Gastroenterologie (Peter Layer, Hamburg)
-ASS zur Darmkrebs-Prävention: Die präventive Wirksamkeit von ASS übertrifft nicht nur die der FOBT, aber auch der Sigmoidoskopie (nicht jedoch der Koloskopie). Da aber ASS signifikant häufig mit GI-Blutungen einher geht, sollte die präventive Einnahme von ASS Patienten-individuell entschieden werden. ASS wird derzeit „amtlich“ nur in Verbindung mit erhöhtem kardiovaskulärem Risiko empfohlen.
-Fäkaler Mikrobiomtransfer (FMT) bei C. difficile-Infektion: Bei refraktärer C. difficile-Colitis hat FMT eine überraschend hohe Wirksamkeit, vor allem bei intrakolonischer Verabreichung. Vermutlich spielen die dabei transferierten Bakteriophagen eine entscheidende Rolle.
 
Pneumologie (Marek Lommatzsch, Rostock)
-COPD – Reihenfolge der Medikation: 1- Spiriva, 2- Als Zusatztherapie LAMA. 3- Ggf. optional als Add-On-Therapie ICS (Symptome über längeren Zeitraum, oder häufig Exazerbationen, oder Bluteosinophilie).

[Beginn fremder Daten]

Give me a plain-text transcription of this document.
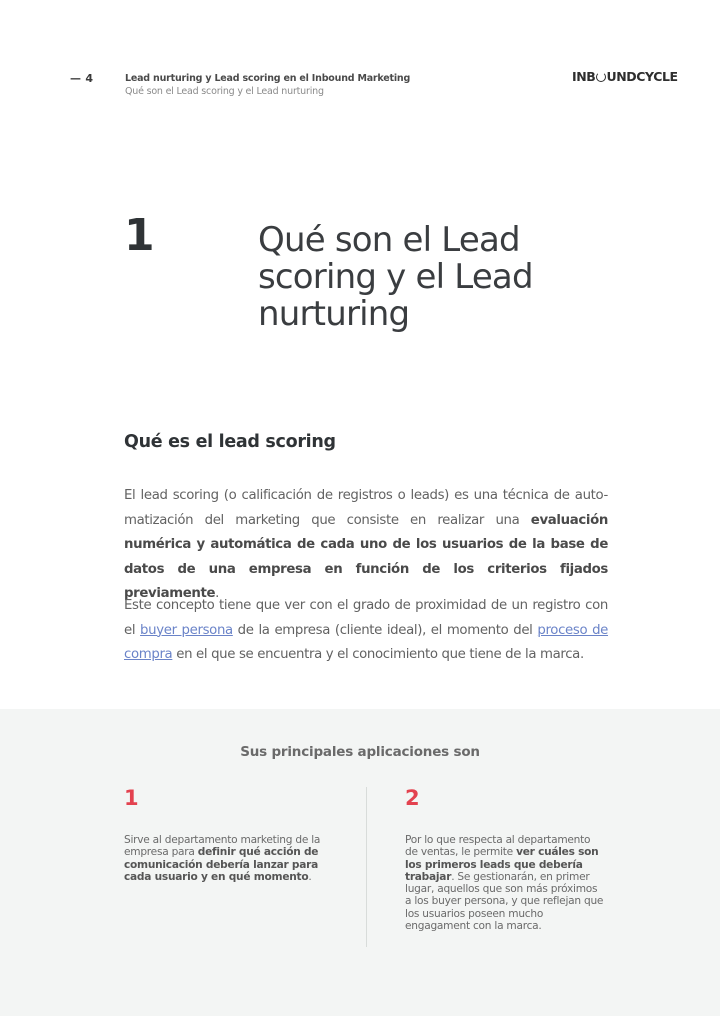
— 4	Lead nurturing y Lead scoring en el Inbound Marketing
Qué son el Lead scoring y el Lead nurturing
INB UNDCYCLE
1	Qué son el Lead scoring y el Lead nurturing
Qué es el lead scoring

El lead scoring (o calificación de registros o leads) es una técnica de auto-matización del marketing que consiste en realizar una evaluación numérica y automática de cada uno de los usuarios de la base de datos de una empresa en función de los criterios fijados previamente.

Este concepto tiene que ver con el grado de proximidad de un registro con el buyer persona de la empresa (cliente ideal), el momento del proceso de compra en el que se encuentra y el conocimiento que tiene de la marca.

Sus principales aplicaciones son
1
Sirve al departamento marketing de la empresa para definir qué acción de comunicación debería lanzar para cada usuario y en qué momento.
2
Por lo que respecta al departamento de ventas, le permite ver cuáles son los primeros leads que debería trabajar. Se gestionarán, en primer lugar, aquellos que son más próximos a los buyer persona, y que reflejan que los usuarios poseen mucho engagament con la marca.
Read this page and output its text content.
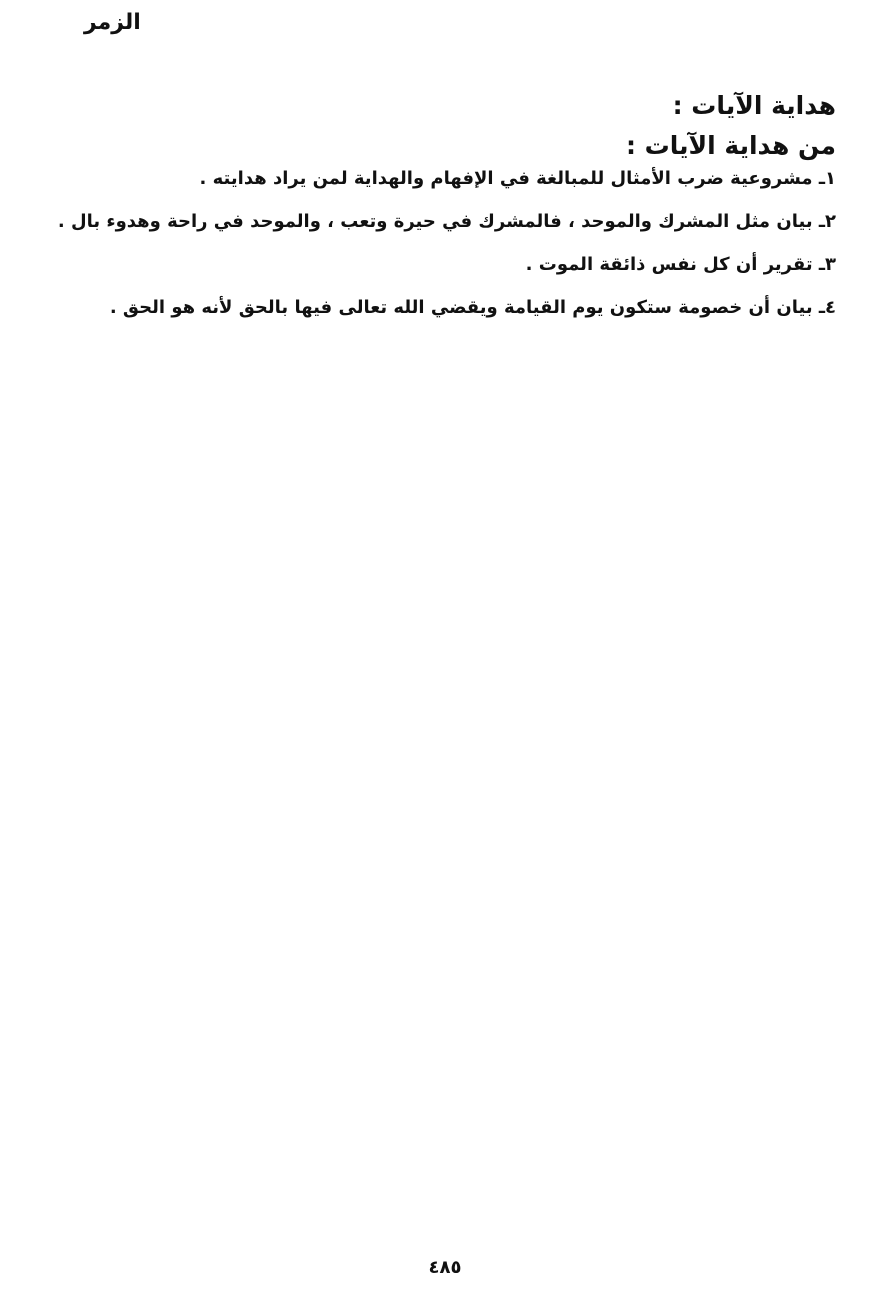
الزمر
هداية الآيات :
من هداية الآيات :
١ـ مشروعية ضرب الأمثال للمبالغة في الإفهام والهداية لمن يراد هدايته .
٢ـ بيان مثل المشرك والموحد ، فالمشرك في حيرة وتعب ، والموحد في راحة وهدوء بال .
٣ـ تقرير أن كل نفس ذائقة الموت .
٤ـ بيان أن خصومة ستكون يوم القيامة ويقضي الله تعالى فيها بالحق لأنه هو الحق .
٤٨٥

-COPD-Exazerbation: Zusätzlich zur inhalativen Therapie für 5 Tage 1x40mg/d Prednisolon. Danach Prednisolon direkt absetzen. Antibiotika bei V.a. Infektion (CRP-Erhöhung, Sputum, Pro-Kalzitonin-Test pos.)
-Unterscheidung zwischen Asthma und COPD: Die COPD-Patienten zeigen oft einen erniedrigten FEV1 bei LuFu. Weiterhin sind COPD-Patienten fast immer Raucher, die wenig belastbar sind (Belastungsdyspnoe)
 
Angiologie (Holger Reinecke, Münster)
-PAVK: Rheologische Medikamente (inkl. rheologische Infusionsbehandlungen) sind nicht effektiv!

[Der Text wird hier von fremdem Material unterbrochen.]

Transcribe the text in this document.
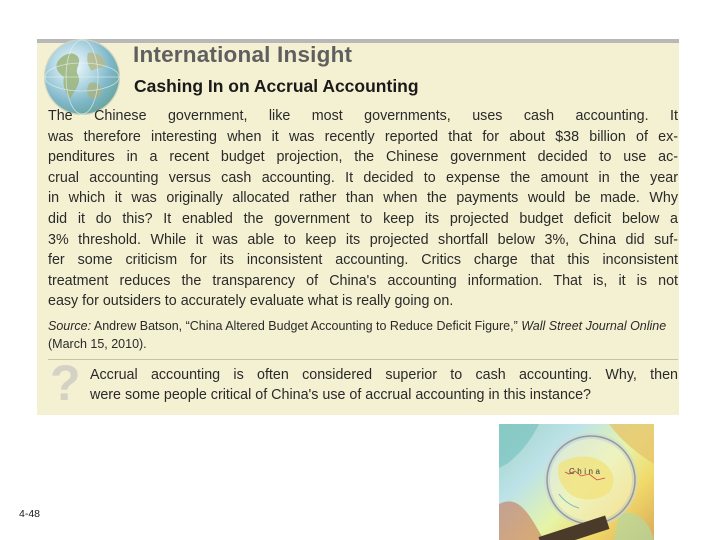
International Insight
Cashing In on Accrual Accounting

The Chinese government, like most governments, uses cash accounting. It
was therefore interesting when it was recently reported that for about $38 billion of ex-
penditures in a recent budget projection, the Chinese government decided to use ac-
crual accounting versus cash accounting. It decided to expense the amount in the year
in which it was originally allocated rather than when the payments would be made. Why
did it do this? It enabled the government to keep its projected budget deficit below a
3% threshold. While it was able to keep its projected shortfall below 3%, China did suf-
fer some criticism for its inconsistent accounting. Critics charge that this inconsistent
treatment reduces the transparency of China's accounting information. That is, it is not
easy for outsiders to accurately evaluate what is really going on.

Source: Andrew Batson, “China Altered Budget Accounting to Reduce Deficit Figure,” Wall Street Journal Online (March 15, 2010).

? Accrual accounting is often considered superior to cash accounting. Why, then
were some people critical of China's use of accrual accounting in this instance?

China

4-48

PAVK-Patienten werden in Deutschland oft operiert, ohne vorher die OP-Indikation und andere mögliche Therapie-Maßnahmen interdisziplinär zu erörtern.

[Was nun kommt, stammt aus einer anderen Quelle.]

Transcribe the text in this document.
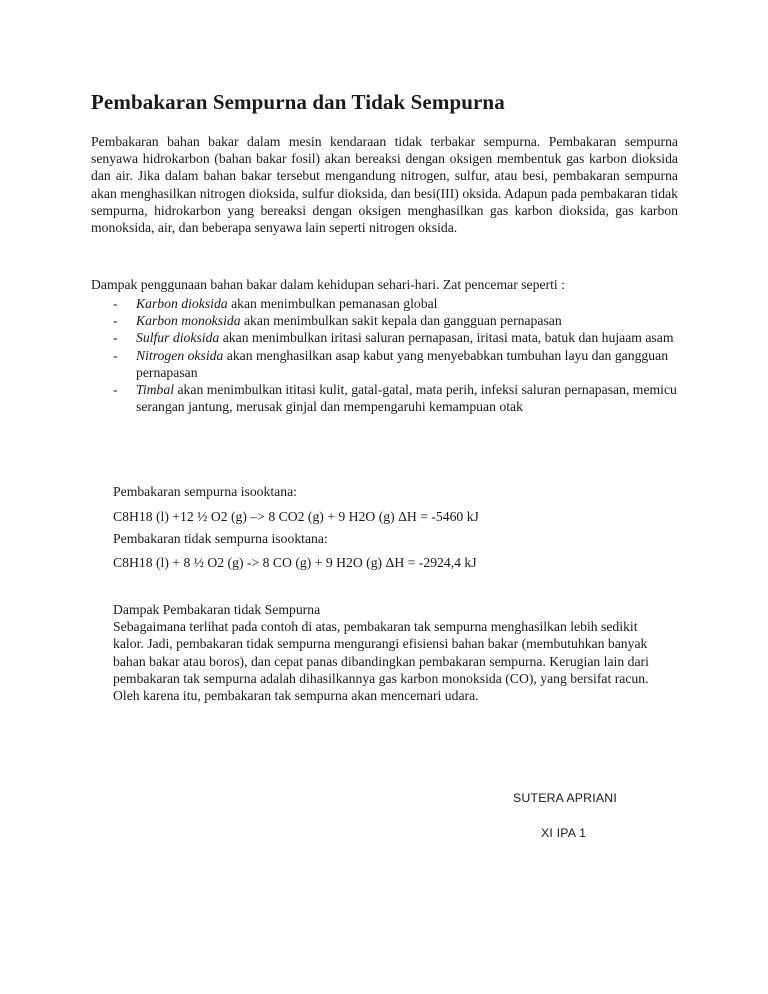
Pembakaran Sempurna dan Tidak Sempurna
Pembakaran bahan bakar dalam mesin kendaraan tidak terbakar sempurna. Pembakaran sempurna senyawa hidrokarbon (bahan bakar fosil) akan bereaksi dengan oksigen membentuk gas karbon dioksida dan air. Jika dalam bahan bakar tersebut mengandung nitrogen, sulfur, atau besi, pembakaran sempurna akan menghasilkan nitrogen dioksida, sulfur dioksida, dan besi(III) oksida. Adapun pada pembakaran tidak sempurna, hidrokarbon yang bereaksi dengan oksigen menghasilkan gas karbon dioksida, gas karbon monoksida, air, dan beberapa senyawa lain seperti nitrogen oksida.
Dampak penggunaan bahan bakar dalam kehidupan sehari-hari. Zat pencemar seperti :
- Karbon dioksida akan menimbulkan pemanasan global
- Karbon monoksida akan menimbulkan sakit kepala dan gangguan pernapasan
- Sulfur dioksida akan menimbulkan iritasi saluran pernapasan, iritasi mata, batuk dan hujaam asam
- Nitrogen oksida akan menghasilkan asap kabut yang menyebabkan tumbuhan layu dan gangguan pernapasan
- Timbal akan menimbulkan ititasi kulit, gatal-gatal, mata perih, infeksi saluran pernapasan, memicu serangan jantung, merusak ginjal dan mempengaruhi kemampuan otak
Pembakaran sempurna isooktana:
C8H18 (l) +12 ½ O2 (g) –> 8 CO2 (g) + 9 H2O (g) ΔH = -5460 kJ
Pembakaran tidak sempurna isooktana:
C8H18 (l) + 8 ½ O2 (g) -> 8 CO (g) + 9 H2O (g) ΔH = -2924,4 kJ
Dampak Pembakaran tidak Sempurna
Sebagaimana terlihat pada contoh di atas, pembakaran tak sempurna menghasilkan lebih sedikit kalor. Jadi, pembakaran tidak sempurna mengurangi efisiensi bahan bakar (membutuhkan banyak bahan bakar atau boros), dan cepat panas dibandingkan pembakaran sempurna. Kerugian lain dari pembakaran tak sempurna adalah dihasilkannya gas karbon monoksida (CO), yang bersifat racun. Oleh karena itu, pembakaran tak sempurna akan mencemari udara.
SUTERA APRIANI
XI IPA 1
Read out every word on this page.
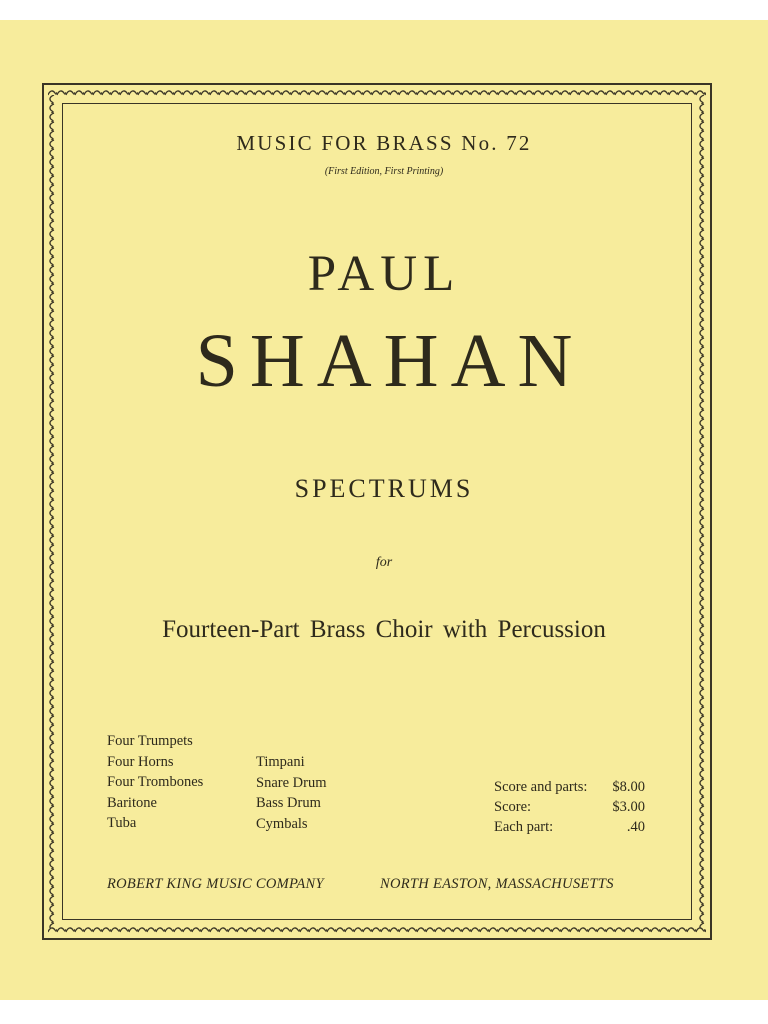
MUSIC FOR BRASS No. 72
(First Edition, First Printing)
PAUL
SHAHAN
SPECTRUMS
for
Fourteen-Part Brass Choir with Percussion
Four Trumpets
Four Horns
Four Trombones
Baritone
Tuba
Timpani
Snare Drum
Bass Drum
Cymbals
Score and parts: $8.00
Score:	$3.00
Each part:	.40
ROBERT KING MUSIC COMPANY	NORTH EASTON, MASSACHUSETTS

Derzeit gibt es keinen Grund Ticagrelor dem Clopidogrel generell vorzuziehen.
-Carotisstenose: Schwindel und Synkope sind keine typischen Symptome, eher Parästhesien und motorische Ausfälle. Zur Stenosegrad-Definition sollen NASCET-Kriterien bei der Ultraschall-Untersuchung verwendet werden, die zuverlässiger bei der Stenose-Bestimmung seien. Ohne Verwendung dieser Kriterien werden oft höhere Stenosegrade gemessen.
-Oberflächliche Venenthrombosen: Patienten mit oberflächlicher Venenthrombose im Oberschenkelbereich haben ein erhöhtes Risiko, dass diese sich zu einer tiefen Venenthrombose ausdehnen. Patienten mit Risikofaktoren (höherer Lebensalter, frühere Thromboembolien, längeres Thrombus > 5cm, oder Thrombus weniger als 3 cm vor einer Klappenmündung) sollten für mindestens 45 Tage therapiert werden (Fondaparinux 2.5mg s.c., oder auch Rivaroxaban 10mg p.o.).
-Schlaganfall – Einfluss der Körperlagerung: Flache Lagerung hat kein zusätzliches Nutzen.

Nicht zu vergessen, auch die Organisation des Seminars war hervorragend. Die Organisatoren waren jederzeit gut ansprechbar und hilfsbereit. Das Hamburg-Seminar fand im Curiohaus, nah der Binnenalster statt.

Der Seminar Internisten-Update als offizielle Veranstaltung der Deutschen Gesellschaft für Innere Medizin (DGIM) wird sich auch 2018 in verschiedenen Städten wiederholen.